If successful, the stand-off could result in about 33 000 job losses, which would severely cripple the already poverty-stricken and underdeveloped community of Bapong near Brits in North West. The company has already invested R1.6billion in procurement contracts with Bapo Ba Mogale Investment (BBMI).
The proposal was contained in two letters written by the Bapo ba Mogale Tribal Authority this month and in October, pleading with President Jacob Zuma and Mineral Resources Minister Mosebenzi Zwane to take drastic steps against Lonmin.
This move has exposed the broken relations in what was once a cosy affair between the company and the tribal house, who are the owners of the land, following the signing of their 40-year deal in November 2014.
An impasse occurred earlier this month when Lonmin could not transfer the annual R5m to the Local Economic Development Trust, which is being managed by BBMI on behalf of the council and the community.
Lonmin said this money was supposed to be paid every February as per the deal.
The non-payment ignited a violent protest last week by some members of the community - known as ambassadors, who are employees and beneficiaries of programmes linked to the trust. Allegations are that the ambassadors are in the pockets of the tribal council, which uses them to threaten residents opposing the Lonmin deal.

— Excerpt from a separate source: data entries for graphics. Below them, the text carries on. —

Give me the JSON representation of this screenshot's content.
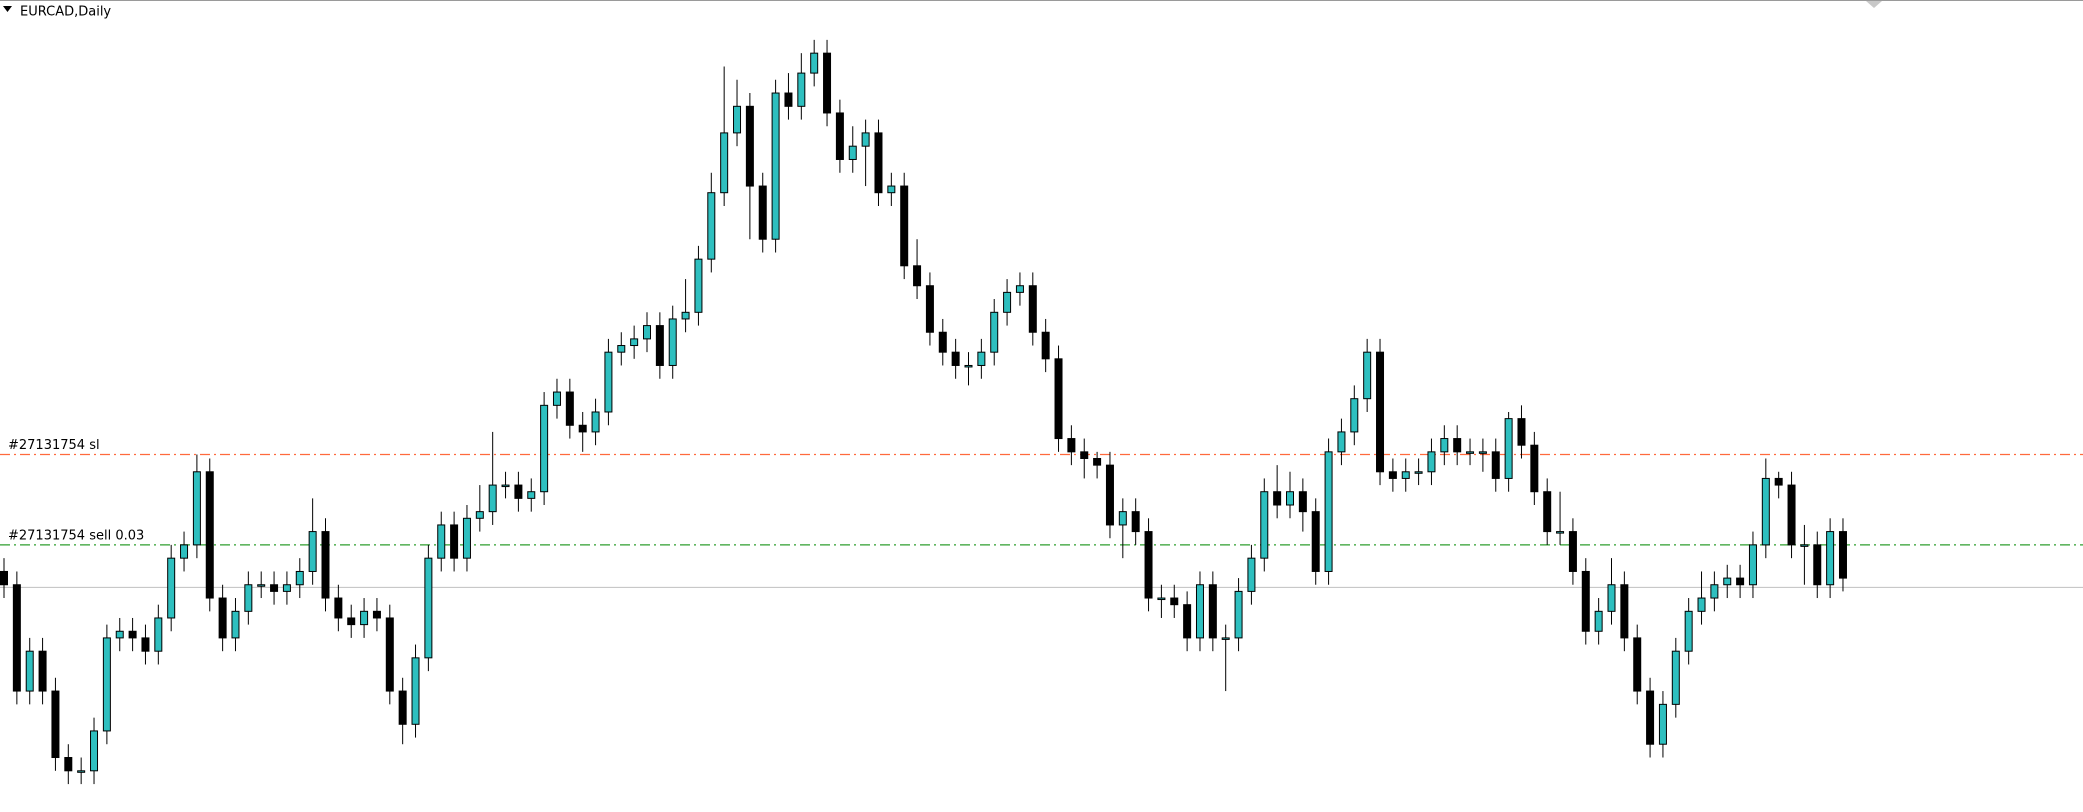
{
  "chart_data": {
    "type": "candlestick",
    "title": "EURCAD,Daily",
    "ylim": [
      -11,
      600
    ],
    "up_color": "#2ebfbf",
    "down_color": "#000000",
    "open": [
      170,
      160,
      80,
      110,
      80,
      30,
      20,
      20,
      50,
      120,
      125,
      120,
      110,
      135,
      180,
      190,
      245,
      150,
      120,
      140,
      160,
      160,
      155,
      160,
      170,
      200,
      150,
      135,
      130,
      140,
      135,
      80,
      55,
      105,
      180,
      205,
      180,
      210,
      215,
      235,
      235,
      225,
      230,
      295,
      305,
      280,
      275,
      290,
      335,
      340,
      345,
      355,
      325,
      360,
      365,
      405,
      455,
      500,
      520,
      460,
      420,
      530,
      520,
      545,
      560,
      515,
      480,
      490,
      500,
      455,
      460,
      400,
      385,
      350,
      335,
      325,
      325,
      335,
      365,
      380,
      385,
      350,
      330,
      270,
      260,
      255,
      250,
      205,
      215,
      200,
      150,
      150,
      145,
      120,
      160,
      120,
      120,
      155,
      180,
      230,
      220,
      230,
      215,
      170,
      260,
      275,
      300,
      335,
      245,
      240,
      245,
      245,
      260,
      270,
      260,
      260,
      260,
      240,
      285,
      265,
      230,
      200,
      200,
      170,
      125,
      140,
      160,
      120,
      80,
      40,
      70,
      110,
      140,
      150,
      160,
      165,
      160,
      190,
      240,
      235,
      190,
      190,
      160,
      200
    ],
    "high": [
      180,
      170,
      120,
      120,
      90,
      40,
      30,
      60,
      130,
      135,
      135,
      130,
      145,
      190,
      200,
      258,
      255,
      160,
      150,
      170,
      170,
      170,
      170,
      180,
      225,
      210,
      160,
      145,
      150,
      150,
      145,
      90,
      115,
      190,
      215,
      215,
      220,
      235,
      275,
      245,
      245,
      240,
      305,
      315,
      315,
      290,
      300,
      345,
      350,
      355,
      365,
      365,
      370,
      390,
      415,
      470,
      550,
      540,
      530,
      470,
      540,
      545,
      560,
      570,
      570,
      525,
      505,
      510,
      510,
      470,
      470,
      420,
      395,
      360,
      345,
      335,
      345,
      375,
      390,
      395,
      395,
      360,
      340,
      280,
      270,
      260,
      260,
      225,
      225,
      210,
      160,
      160,
      155,
      170,
      170,
      130,
      165,
      190,
      240,
      250,
      245,
      240,
      225,
      270,
      285,
      310,
      345,
      345,
      255,
      255,
      255,
      270,
      280,
      280,
      270,
      270,
      270,
      290,
      295,
      275,
      240,
      230,
      210,
      180,
      150,
      180,
      170,
      130,
      90,
      80,
      120,
      150,
      170,
      170,
      175,
      175,
      200,
      255,
      245,
      245,
      205,
      200,
      210,
      210
    ],
    "low": [
      150,
      70,
      70,
      70,
      20,
      10,
      10,
      10,
      40,
      110,
      110,
      100,
      100,
      125,
      170,
      180,
      140,
      110,
      110,
      130,
      150,
      145,
      145,
      150,
      160,
      140,
      125,
      120,
      120,
      125,
      70,
      40,
      45,
      95,
      170,
      170,
      170,
      200,
      205,
      225,
      215,
      215,
      220,
      285,
      270,
      260,
      265,
      280,
      325,
      330,
      335,
      315,
      315,
      350,
      355,
      395,
      445,
      490,
      420,
      410,
      410,
      510,
      510,
      535,
      505,
      470,
      470,
      460,
      445,
      445,
      390,
      375,
      340,
      325,
      315,
      310,
      315,
      325,
      355,
      370,
      340,
      320,
      260,
      250,
      240,
      240,
      195,
      180,
      190,
      140,
      135,
      135,
      110,
      110,
      110,
      80,
      110,
      145,
      170,
      210,
      210,
      200,
      160,
      160,
      250,
      265,
      290,
      235,
      230,
      230,
      235,
      235,
      250,
      250,
      250,
      245,
      230,
      230,
      255,
      220,
      190,
      190,
      160,
      115,
      115,
      130,
      110,
      70,
      30,
      30,
      60,
      100,
      130,
      140,
      150,
      150,
      150,
      180,
      225,
      180,
      160,
      150,
      150,
      155
    ],
    "close": [
      160,
      80,
      110,
      80,
      30,
      20,
      20,
      50,
      120,
      125,
      120,
      110,
      135,
      180,
      190,
      245,
      150,
      120,
      140,
      160,
      160,
      155,
      160,
      170,
      200,
      150,
      135,
      130,
      140,
      135,
      80,
      55,
      105,
      180,
      205,
      180,
      210,
      215,
      235,
      235,
      225,
      230,
      295,
      305,
      280,
      275,
      290,
      335,
      340,
      345,
      355,
      325,
      360,
      365,
      405,
      455,
      500,
      520,
      460,
      420,
      530,
      520,
      545,
      560,
      515,
      480,
      490,
      500,
      455,
      460,
      400,
      385,
      350,
      335,
      325,
      325,
      335,
      365,
      380,
      385,
      350,
      330,
      270,
      260,
      255,
      250,
      205,
      215,
      200,
      150,
      150,
      145,
      120,
      160,
      120,
      120,
      155,
      180,
      230,
      220,
      230,
      215,
      170,
      260,
      275,
      300,
      335,
      245,
      240,
      245,
      245,
      260,
      270,
      260,
      260,
      260,
      240,
      285,
      265,
      230,
      200,
      200,
      170,
      125,
      140,
      160,
      120,
      80,
      40,
      70,
      110,
      140,
      150,
      160,
      165,
      160,
      190,
      240,
      235,
      190,
      190,
      160,
      200,
      165
    ],
    "levels": [
      {
        "label": "#27131754 sl",
        "value": 258,
        "color": "#ff6a3d"
      },
      {
        "label": "#27131754 sell 0.03",
        "value": 190,
        "color": "#2e9e2e"
      }
    ],
    "price_line": {
      "value": 158,
      "color": "#c0c0c0"
    }
  }
}
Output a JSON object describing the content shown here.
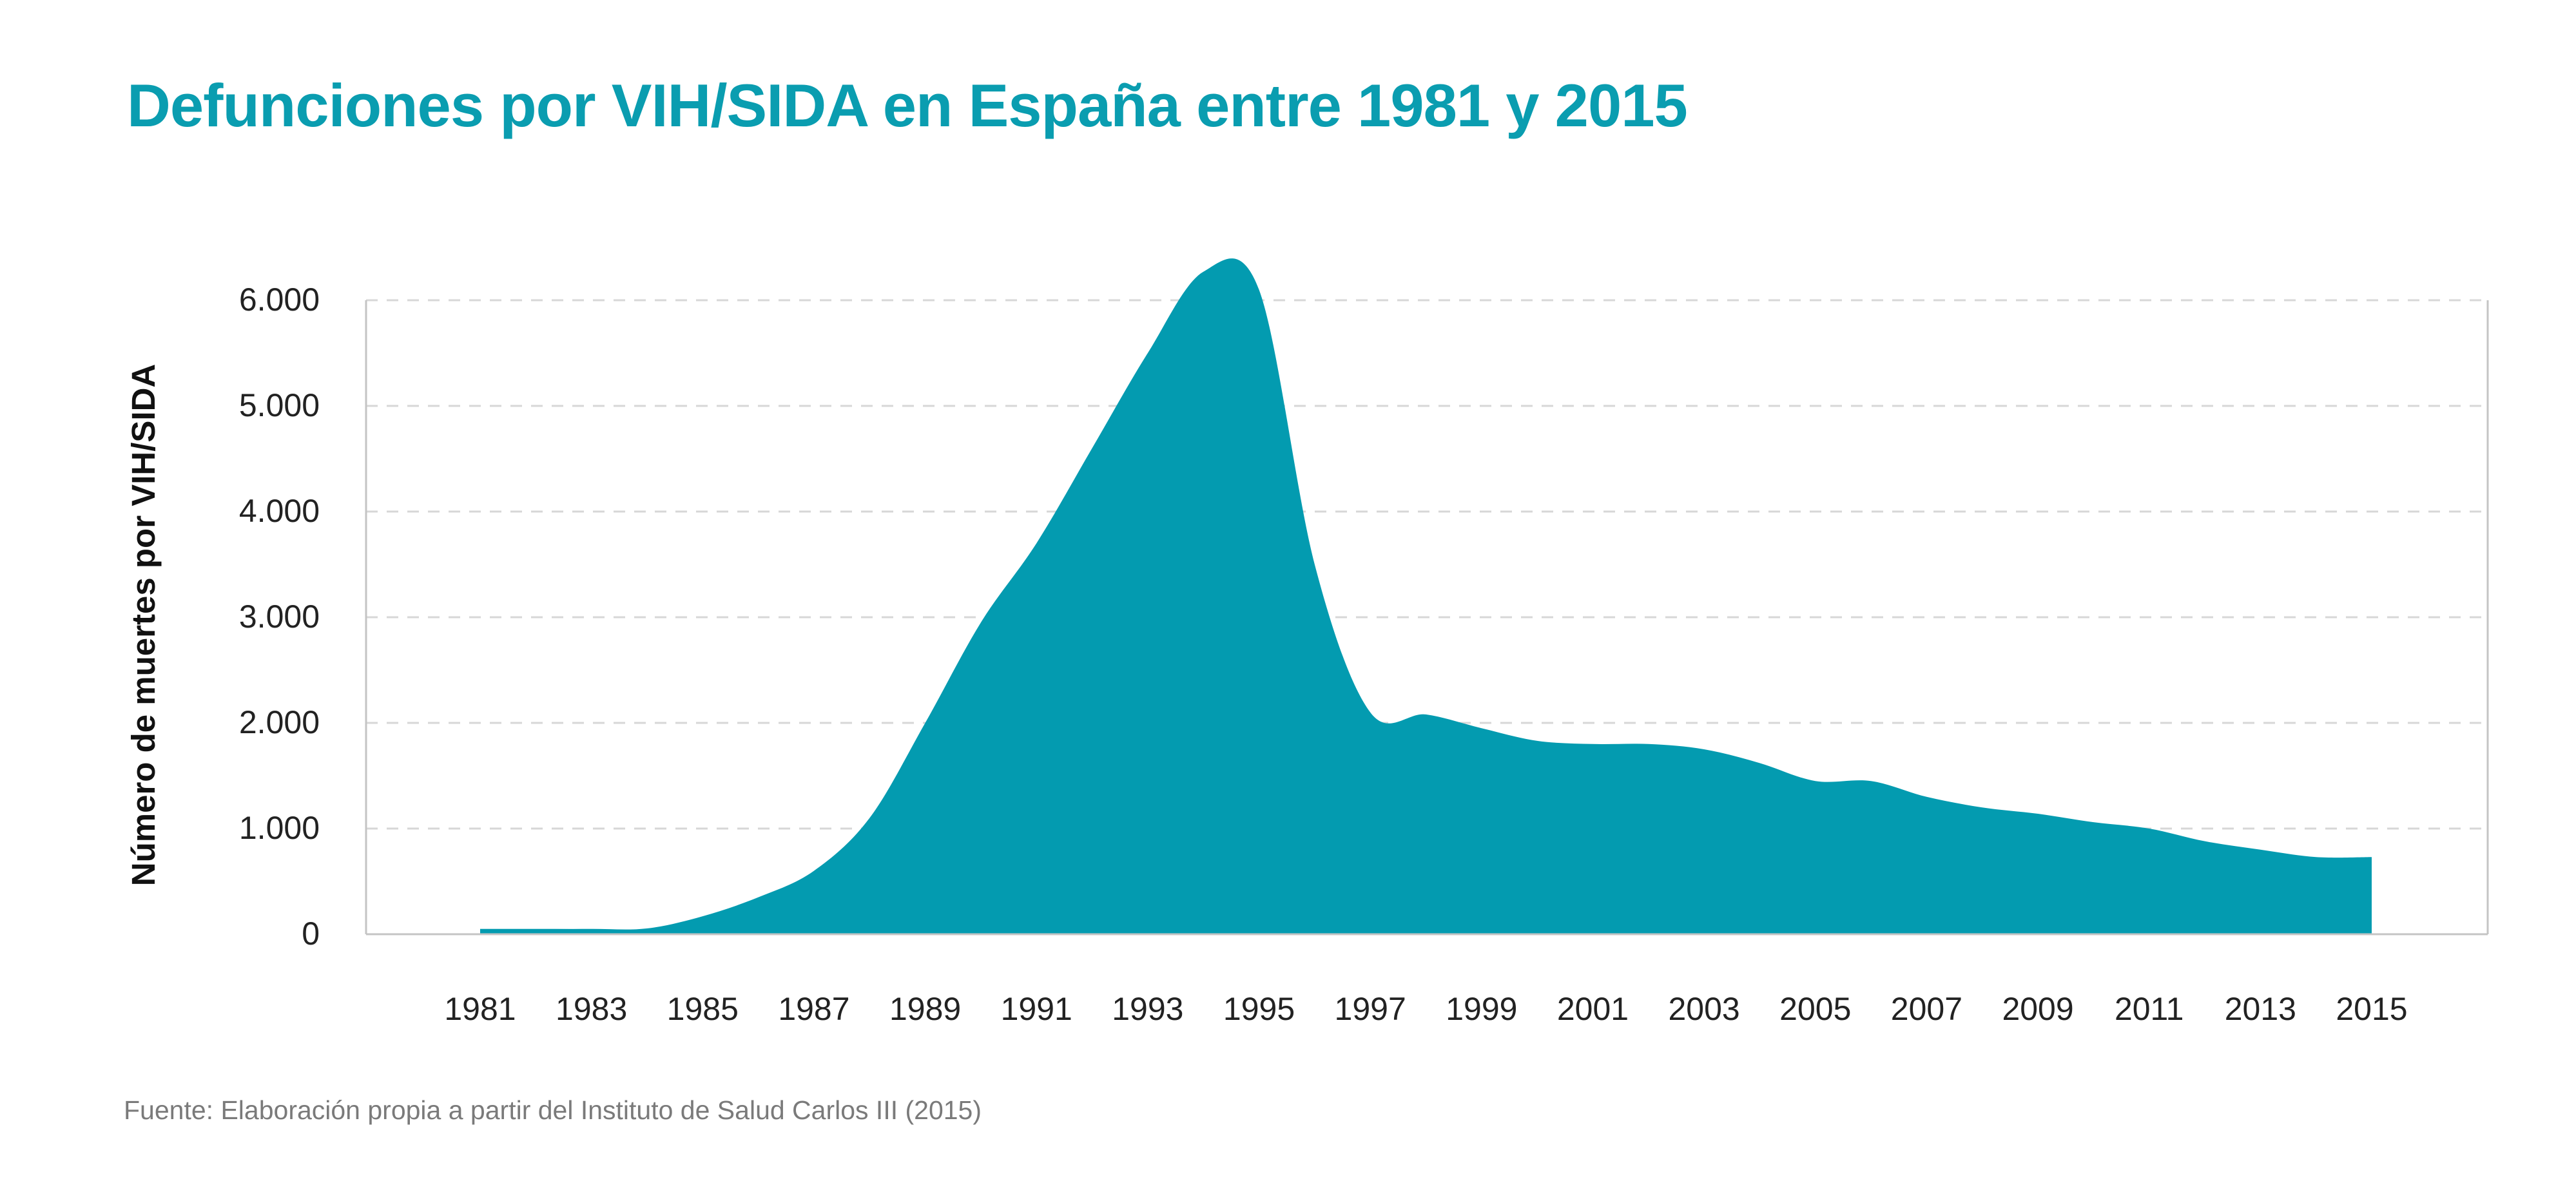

Some of the ambassadors have since been hired for council projects.
But two weeks ago, they turned against their handlers when they started mobilising themselves before torching tribal offices, a bus belonging to the council and two cars, one of which was owned by BBMI chief executive Lehlohonolo Nthontho.
Nthontho was the key person in the orchestration and conclusion of the Lonmin agreement, despite objections from some members of the community who deemed it deceitful and not transparent. This saw some residents being threatened, while others fled the area, fearing for their lives. The legitimacy of the deal is being fought in the courts.
It appears that Nthontho has allegedly now turned his back on Lonmin and is demanding its closure or suspension of its operations.
In a letter addressed to Zuma and Zwane on November 13, he accused the company of violating its social and labour plans. “Honourable President - writing to you was an expression of frustration, hopelessness, despair and a call for intervention on our part.
"We did so (as) we felt that our issues were no longer receiving attention, hence the need for the powers that be to begin to take our plight seriously before material destruction to property and or loss of life, which today we report to you, that four cars and tribal offices have been burnt,” read the letter.
Interventions by Madibeng Municipality and the office of the premier have not helped to save the “already paralysed relationship” between the council and Lonmin, he added.
Nthontho said that in December 2016 they had requested Lonmin to pay the R5m on November 1 every year, because the community needed Christmas food parcels and bursaries. He claimed Lonmin made a U-turn this month, when it learnt that the council had lodged a complaint with Zuma.
Nthontho could not be reached for comment yesterday.
Lonmin’s head of legal services, Peter McElligott, said there was no legitimate justification for the mine’s operations to be stopped. McElligott said the company would pay the R5m in two instalments: on November 25 and January 15, due to constraints.
Lonmin’s spokesperson Wendy Tlou said: The R5m plus CPIX is payable in February 2018 as per our contract. It is intended for the Bapo Trust and created to uplift the Bapo community. This is in addition to the R20m per annum that Lonmin pays to the Bapo ba Mogale as part of the BEE transaction entered into with the Bapo in December,2014. This amount is paid annually until it reaches R100m.”
Bapong’s 40000 population still remain in poverty.